鬼にウインクとは古いことわざで、やっても逆効果という意味である。
「ならんかって、クラスの委員みたいに言われてもさ」
「クラスってなんや。学校の話か?わいな、とんと『上』のことにご無沙汰でな」
「『上』って?」
今度は人差し指を立て、長い爪を上に向ける牛鬼。
「アキハは、そこから落ちてきたやろ?」
――ああ、確かに堕ちてきたな。
アキハは落下中の部屋のドアを開け、外の景色を見たことを思い出した。
そのとき体験したことと、牛鬼の言葉からするに、現世と地獄は物理的にも上下の関係に位置しているのかも知れなかった。
アキハは、自分が橋から飛び降りたために落ちてきたと思っていたが、もとより地獄には落ちて来るものらしい。
「ワイかて、鬼になった時は『未来永劫、地獄で獄卒やったるわい』って思っとったんやけどな。上もずいぶんと楽しくなってきとるみたいで、恋しくなってきてしもてな」
牛鬼は腕を胸の前で組んで、しみじみと目を閉じている。
アキハは、牛鬼が何を言いたいのかイマイチ判っていなかったが、次の言葉でピンときた。
「せやから、そろそろ誰かに鬼の座を譲って、上に戻りたい思てな」
「ちょ、待って。それ、現世によみがえるってこと?」
「そ、鬼の特権でな。亡者を『上』に送ることができるんやけど、鬼が自分を送るわけにはいかんからな」
そう言って牛鬼はヨッコイショと立ち上がった。背筋を伸ばすと天井にぶつかるため、前かがみではあるが。
「ちょっと外歩かんか?歩きながら話そ」
アキハは牛鬼にうながされるまま、自宅の玄関をくぐって祖母の店に移動した。
かなりの時間を自宅で座って過ごしたように感じる。
亡者を待ち受け、穴に落とすの繰り返し。いったいどれほどの時間が過ぎたのか、アキハには見当もつかない。

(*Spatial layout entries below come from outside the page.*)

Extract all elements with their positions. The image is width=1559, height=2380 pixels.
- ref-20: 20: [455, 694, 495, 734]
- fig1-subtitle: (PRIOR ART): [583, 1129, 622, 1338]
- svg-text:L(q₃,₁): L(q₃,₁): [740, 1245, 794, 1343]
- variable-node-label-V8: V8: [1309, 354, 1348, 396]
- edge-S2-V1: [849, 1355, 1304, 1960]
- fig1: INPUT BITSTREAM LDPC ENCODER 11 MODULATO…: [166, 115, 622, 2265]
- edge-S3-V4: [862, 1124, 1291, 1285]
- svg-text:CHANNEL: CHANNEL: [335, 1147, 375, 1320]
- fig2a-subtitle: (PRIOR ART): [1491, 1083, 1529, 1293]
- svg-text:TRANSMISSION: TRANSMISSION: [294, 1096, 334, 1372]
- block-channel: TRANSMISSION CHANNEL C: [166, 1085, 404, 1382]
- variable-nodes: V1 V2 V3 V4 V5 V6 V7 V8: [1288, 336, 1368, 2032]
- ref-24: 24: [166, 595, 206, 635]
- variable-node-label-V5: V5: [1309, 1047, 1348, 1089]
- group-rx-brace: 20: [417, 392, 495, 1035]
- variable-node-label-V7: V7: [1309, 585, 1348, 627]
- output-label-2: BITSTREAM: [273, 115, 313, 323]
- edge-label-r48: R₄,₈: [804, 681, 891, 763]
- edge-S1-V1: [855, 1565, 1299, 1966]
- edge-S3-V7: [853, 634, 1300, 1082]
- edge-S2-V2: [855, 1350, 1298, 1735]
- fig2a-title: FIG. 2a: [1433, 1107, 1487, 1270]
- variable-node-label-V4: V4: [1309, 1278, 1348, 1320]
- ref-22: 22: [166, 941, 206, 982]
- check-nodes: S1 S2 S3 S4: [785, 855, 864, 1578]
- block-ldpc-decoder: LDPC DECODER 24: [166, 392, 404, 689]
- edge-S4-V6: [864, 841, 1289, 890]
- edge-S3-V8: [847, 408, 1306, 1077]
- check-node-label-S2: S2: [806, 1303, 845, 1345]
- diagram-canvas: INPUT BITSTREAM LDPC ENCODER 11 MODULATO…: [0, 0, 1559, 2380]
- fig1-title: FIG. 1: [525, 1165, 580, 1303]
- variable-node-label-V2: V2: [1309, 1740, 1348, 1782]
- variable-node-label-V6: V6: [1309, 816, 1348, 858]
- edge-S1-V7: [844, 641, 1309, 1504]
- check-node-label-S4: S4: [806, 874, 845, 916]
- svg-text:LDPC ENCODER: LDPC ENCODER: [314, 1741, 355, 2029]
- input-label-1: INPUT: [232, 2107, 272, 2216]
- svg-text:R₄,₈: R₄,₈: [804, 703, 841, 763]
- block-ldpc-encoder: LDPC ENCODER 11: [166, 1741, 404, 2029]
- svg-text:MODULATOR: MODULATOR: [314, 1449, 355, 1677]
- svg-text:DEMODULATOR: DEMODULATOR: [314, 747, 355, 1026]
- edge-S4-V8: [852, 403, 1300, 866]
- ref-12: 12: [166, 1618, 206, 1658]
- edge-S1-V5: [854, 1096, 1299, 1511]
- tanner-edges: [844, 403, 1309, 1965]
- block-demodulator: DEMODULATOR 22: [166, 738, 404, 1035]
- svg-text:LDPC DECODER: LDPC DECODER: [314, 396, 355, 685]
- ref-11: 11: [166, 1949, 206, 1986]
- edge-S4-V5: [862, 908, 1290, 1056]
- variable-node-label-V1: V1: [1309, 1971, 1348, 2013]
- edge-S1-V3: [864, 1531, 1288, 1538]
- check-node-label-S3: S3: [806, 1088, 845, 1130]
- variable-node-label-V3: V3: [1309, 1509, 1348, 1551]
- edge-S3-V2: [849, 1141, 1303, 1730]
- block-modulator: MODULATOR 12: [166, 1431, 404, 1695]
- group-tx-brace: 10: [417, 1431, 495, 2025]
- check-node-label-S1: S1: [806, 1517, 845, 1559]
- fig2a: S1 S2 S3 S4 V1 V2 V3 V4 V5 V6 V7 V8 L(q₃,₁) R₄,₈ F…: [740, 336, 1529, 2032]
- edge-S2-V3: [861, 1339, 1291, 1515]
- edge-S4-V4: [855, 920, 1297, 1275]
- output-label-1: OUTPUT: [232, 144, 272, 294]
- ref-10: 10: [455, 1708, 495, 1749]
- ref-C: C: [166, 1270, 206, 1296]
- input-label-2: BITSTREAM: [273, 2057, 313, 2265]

「ここに落とされたとき、誰からもなんの説明もなくて、けったいな話やと思わんかった?」
牛鬼はただでさえ狭苦しい厨房の空間を、身をかがめながら進みつつ、アキハに話しかけた。
「地獄を統括しとるお偉いさんがな、ヤマさんちゅうんやけど。昔はヤマさんが亡者ひとりひとりに説明しとったんよ。『お前は、これこれこういう罪で落ちてきたんだから苦しんで償いなさい』てな。けど、次から次へと亡者が増えてきて、ヤマさん疲れてしもてな」
アキハには、ヤマさんという名前から組織のお偉いさんを想像することは難しかった。
定年後、昼間からワンカップをあおってパチンコ屋に通うおじさんの姿しか頭に浮かばない。祖母の店という情景から、そういう常連客を思い出してしまうのだろう。
店のフロアに出て、カウンター前の空間で少し身体を伸ばしながら牛鬼はアキハを振り返った。
「ある時から、亡者は問答無用でここに落とされるようルールが変わってん。んで、上にいた時の【業】が自分に跳ね返ってきて死んだり、亡者同士で殺し合ったり、時には鬼が手を下して罪を償わせる形になった」
「なんかそれちょっと、放置プレイじゃない?」
「プレイちゅうのは判らんけどな」
牛鬼は爪の先で自分のアゴをポリポリ掻いた。
「それまではホンマに気の遠くなるような世界やったんよ、地獄は。ひとりの亡者が全うする刑期が最低でどんくらいの長さか判るか?」
「さあ。地獄は初めてですので」
カウンター横でアキハが肩をすくめるのを見て、牛鬼は小さくため息をついた。
「現世の時間にして一兆六千億年超えや」
「へっ」
あまりにも桁違いな数を聞いて、アキハは不覚にも笑ってしまった。咄嗟に口をつぐんで、牛鬼に申し訳ないという目線を送る。